By Jake Kind, Univ. of Pennsylvania, class of 2020
When Amanda Knox captured the world’s attention from a small cell in Italy, I had had no idea that wrongful convictions existed. During the time of her trial in 2007, I was a happily ignorant, mostly white (part Filipino), 10-year old male growing up in the suburbs of Philadelphia. For me, the greatest of my problems stemmed from trying to allocate time to read about Harry Potter and his fight against the psychotic man, who I probably should not name. I had heard blips of Foxy Noxy’s story here and there, but it was not until I watched the Knox documentary that I really began to understand the implications of the trial.
After watching the documentary, for me, multiple discrepancies and issues surrounding the trial and investigation are now clear. A sheer disregard for the sanctity of the crime scene pervaded every level of the investigation. A sexist, femme fatale eroticism glazed over every aspect of the media’s coverage of the trial. A language and culture barrier impeded “proper” legal process. A romanticized viewpoint of crime blinded the lead investigator with an appetite for fictitiously evident traces of guilt. And so, collectively, an assumption of guilt uprooted the presumption of innocence.
With all of this being said, what struck a chord with me after processing the documentary, were the similarities and differences between Knox’s experience and the reality of wrongful convictions in Philadelphia. In general, many of PaIP’s cases do see a similar disregard for the sanctity of a crime scene, as well as language and culture barriers and inherent biases that blind investigators. Those are all pertinent issues that as proponents of change, we must resolve as a community if justice is ever going to be enacted. Nonetheless, another issue stuck with me from watching the documentary.
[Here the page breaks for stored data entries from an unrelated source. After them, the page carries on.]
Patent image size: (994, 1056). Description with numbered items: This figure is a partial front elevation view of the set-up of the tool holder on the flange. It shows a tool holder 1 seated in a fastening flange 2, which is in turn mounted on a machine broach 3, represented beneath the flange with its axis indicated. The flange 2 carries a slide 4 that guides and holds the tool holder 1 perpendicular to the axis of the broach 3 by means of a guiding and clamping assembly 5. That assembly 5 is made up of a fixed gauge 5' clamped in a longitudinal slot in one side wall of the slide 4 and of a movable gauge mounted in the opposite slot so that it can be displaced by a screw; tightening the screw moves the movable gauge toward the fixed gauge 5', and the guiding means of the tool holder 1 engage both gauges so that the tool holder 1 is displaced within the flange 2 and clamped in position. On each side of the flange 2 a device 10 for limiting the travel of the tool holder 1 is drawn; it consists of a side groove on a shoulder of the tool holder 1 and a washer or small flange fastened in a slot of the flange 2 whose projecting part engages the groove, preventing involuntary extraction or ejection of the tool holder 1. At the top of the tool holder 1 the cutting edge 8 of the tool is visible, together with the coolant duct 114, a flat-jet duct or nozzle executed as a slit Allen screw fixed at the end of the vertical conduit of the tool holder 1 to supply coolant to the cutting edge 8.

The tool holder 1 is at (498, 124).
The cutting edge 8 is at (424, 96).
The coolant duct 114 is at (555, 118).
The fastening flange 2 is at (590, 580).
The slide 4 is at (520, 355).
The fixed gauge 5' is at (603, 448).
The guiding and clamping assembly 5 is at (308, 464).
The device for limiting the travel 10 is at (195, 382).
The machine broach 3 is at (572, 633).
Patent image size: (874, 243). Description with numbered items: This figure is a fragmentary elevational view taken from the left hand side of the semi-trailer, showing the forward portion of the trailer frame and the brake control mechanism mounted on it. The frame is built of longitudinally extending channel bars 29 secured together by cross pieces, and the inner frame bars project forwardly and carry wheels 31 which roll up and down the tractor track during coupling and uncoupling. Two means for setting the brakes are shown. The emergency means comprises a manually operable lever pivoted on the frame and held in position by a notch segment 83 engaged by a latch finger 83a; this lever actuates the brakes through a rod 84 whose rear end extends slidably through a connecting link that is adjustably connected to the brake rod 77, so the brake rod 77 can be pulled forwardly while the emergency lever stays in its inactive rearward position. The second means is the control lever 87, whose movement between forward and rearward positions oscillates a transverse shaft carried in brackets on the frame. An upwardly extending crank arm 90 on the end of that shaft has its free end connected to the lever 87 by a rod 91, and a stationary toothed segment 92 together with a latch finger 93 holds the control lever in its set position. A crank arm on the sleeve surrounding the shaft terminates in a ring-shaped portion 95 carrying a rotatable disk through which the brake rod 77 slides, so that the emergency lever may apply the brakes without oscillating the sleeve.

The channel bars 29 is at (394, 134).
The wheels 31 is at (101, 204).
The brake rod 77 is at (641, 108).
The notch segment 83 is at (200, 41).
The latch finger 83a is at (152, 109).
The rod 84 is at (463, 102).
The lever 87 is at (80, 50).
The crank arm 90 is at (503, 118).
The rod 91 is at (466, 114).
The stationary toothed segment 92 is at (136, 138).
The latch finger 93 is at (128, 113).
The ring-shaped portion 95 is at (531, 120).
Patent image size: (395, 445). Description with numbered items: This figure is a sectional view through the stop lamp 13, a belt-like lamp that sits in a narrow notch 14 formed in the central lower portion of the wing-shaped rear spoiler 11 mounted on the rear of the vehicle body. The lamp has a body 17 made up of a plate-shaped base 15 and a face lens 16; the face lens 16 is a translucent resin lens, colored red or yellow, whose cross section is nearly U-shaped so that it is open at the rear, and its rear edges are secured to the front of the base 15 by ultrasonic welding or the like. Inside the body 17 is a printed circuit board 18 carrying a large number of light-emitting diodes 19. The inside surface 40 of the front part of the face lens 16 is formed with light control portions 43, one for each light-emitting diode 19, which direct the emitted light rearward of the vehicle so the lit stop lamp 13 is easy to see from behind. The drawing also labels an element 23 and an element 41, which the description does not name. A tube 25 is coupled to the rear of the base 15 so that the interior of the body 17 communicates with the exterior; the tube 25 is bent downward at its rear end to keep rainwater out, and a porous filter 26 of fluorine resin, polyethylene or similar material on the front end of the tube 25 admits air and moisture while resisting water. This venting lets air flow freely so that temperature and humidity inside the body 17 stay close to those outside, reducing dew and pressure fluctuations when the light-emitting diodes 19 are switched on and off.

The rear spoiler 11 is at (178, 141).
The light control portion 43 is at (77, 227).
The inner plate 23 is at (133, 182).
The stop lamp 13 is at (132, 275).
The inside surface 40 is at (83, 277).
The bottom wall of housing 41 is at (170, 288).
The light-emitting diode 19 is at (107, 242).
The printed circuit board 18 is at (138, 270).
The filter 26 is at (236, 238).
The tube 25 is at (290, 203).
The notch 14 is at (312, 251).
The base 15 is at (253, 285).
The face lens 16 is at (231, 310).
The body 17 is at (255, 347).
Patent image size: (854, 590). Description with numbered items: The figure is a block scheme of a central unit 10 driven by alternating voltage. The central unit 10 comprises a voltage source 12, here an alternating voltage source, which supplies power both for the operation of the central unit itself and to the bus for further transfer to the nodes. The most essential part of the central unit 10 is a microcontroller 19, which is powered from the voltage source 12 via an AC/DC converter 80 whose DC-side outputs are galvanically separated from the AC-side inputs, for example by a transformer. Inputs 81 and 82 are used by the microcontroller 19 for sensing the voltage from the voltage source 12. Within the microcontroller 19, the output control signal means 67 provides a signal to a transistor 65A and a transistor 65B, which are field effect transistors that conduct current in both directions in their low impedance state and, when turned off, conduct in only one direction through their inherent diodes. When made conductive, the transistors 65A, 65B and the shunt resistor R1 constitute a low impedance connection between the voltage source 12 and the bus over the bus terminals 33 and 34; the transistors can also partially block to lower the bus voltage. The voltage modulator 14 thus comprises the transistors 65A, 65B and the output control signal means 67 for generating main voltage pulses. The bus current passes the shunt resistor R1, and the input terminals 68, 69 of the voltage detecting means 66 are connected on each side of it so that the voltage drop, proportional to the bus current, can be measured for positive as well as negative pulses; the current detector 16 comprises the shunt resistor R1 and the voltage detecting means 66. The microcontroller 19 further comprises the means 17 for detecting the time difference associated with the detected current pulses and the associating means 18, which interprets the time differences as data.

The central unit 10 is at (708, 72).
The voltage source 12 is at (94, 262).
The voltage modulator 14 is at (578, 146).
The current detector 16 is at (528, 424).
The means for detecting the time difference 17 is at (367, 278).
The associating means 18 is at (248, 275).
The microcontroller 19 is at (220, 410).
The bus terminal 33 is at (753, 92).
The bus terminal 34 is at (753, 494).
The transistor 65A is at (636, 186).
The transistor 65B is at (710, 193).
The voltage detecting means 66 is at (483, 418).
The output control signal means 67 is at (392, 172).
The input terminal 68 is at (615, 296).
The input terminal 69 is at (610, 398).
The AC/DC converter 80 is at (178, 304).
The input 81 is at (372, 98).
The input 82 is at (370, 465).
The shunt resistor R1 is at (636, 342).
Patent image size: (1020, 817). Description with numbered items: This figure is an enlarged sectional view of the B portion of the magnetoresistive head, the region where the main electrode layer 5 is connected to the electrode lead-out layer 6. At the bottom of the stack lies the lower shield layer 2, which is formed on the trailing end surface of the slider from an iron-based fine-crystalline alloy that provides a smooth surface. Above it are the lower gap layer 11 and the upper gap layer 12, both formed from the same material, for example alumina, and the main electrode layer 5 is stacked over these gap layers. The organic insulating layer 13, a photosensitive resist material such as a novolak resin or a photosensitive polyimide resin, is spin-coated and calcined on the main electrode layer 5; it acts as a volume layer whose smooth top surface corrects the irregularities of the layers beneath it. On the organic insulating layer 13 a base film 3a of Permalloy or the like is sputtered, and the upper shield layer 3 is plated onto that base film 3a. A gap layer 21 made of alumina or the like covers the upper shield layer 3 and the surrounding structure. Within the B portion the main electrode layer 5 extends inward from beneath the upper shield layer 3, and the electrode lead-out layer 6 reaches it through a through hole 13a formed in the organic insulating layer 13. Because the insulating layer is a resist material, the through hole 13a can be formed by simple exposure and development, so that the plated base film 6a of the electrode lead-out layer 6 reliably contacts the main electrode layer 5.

I found a striking discrepancy between Knox’s case and our own pop-culturally mainstream views on wrongful convictions.
Those who are not exposed to culture clashes between law enforcement and communities see wrongful convictions through a lens smudged by racial, sexual, and class-related stereotypes. Many people, and I must be cautious and conscious of my own generalizing, assume that non-white males of a lower socio-economic standing are those most affected by wrongful convictions. Knox’s case upended that assumption to a certain degree. Her trial was centered around a white, socially beautiful, college-educated woman. Yet, we still found methods to fit her story into an almost archetypal plot of feminine revenge.
The United States suffers from a severe epidemic of mass-incarceration of non-white males and a deeply institutionalized racist ideology. And what the Amanda Knox documentary began to establish for me, was that the catalytic forces that have created this epidemic are in effect, also pulsating beneath the wrongful convictions of people much like Amanda Knox.
There is a lack of training, attentiveness, and patience that is contributing to a sheer disregard for the sanctity of the crime scene and the differences in culture and language between those in power and those subjected to that power. There is a parasitic bug infecting our media, which produces entertainment instead of information. There is a romanticized viewpoint, that does not just blind investigators, but rather blinds judges, jurors, and sectors of the public into craving dramatic realism and a clean, fantastic story. And horrifyingly, there is a complete rejection of the presumption of innocence and a warm welcoming to the assumption of guilt. This must change.
In the documentary, Knox states, “There are those who believe my innocence and there are those who believe in my guilt. There’s no in-between – either I’m a psychopath in sheep’s clothing or I am you.” I wonder if we can find an excitement and enticement in seeing ourselves in others; for how can we combat injustice when we consume the perverse engagement of the hunt for the hidden psychopath?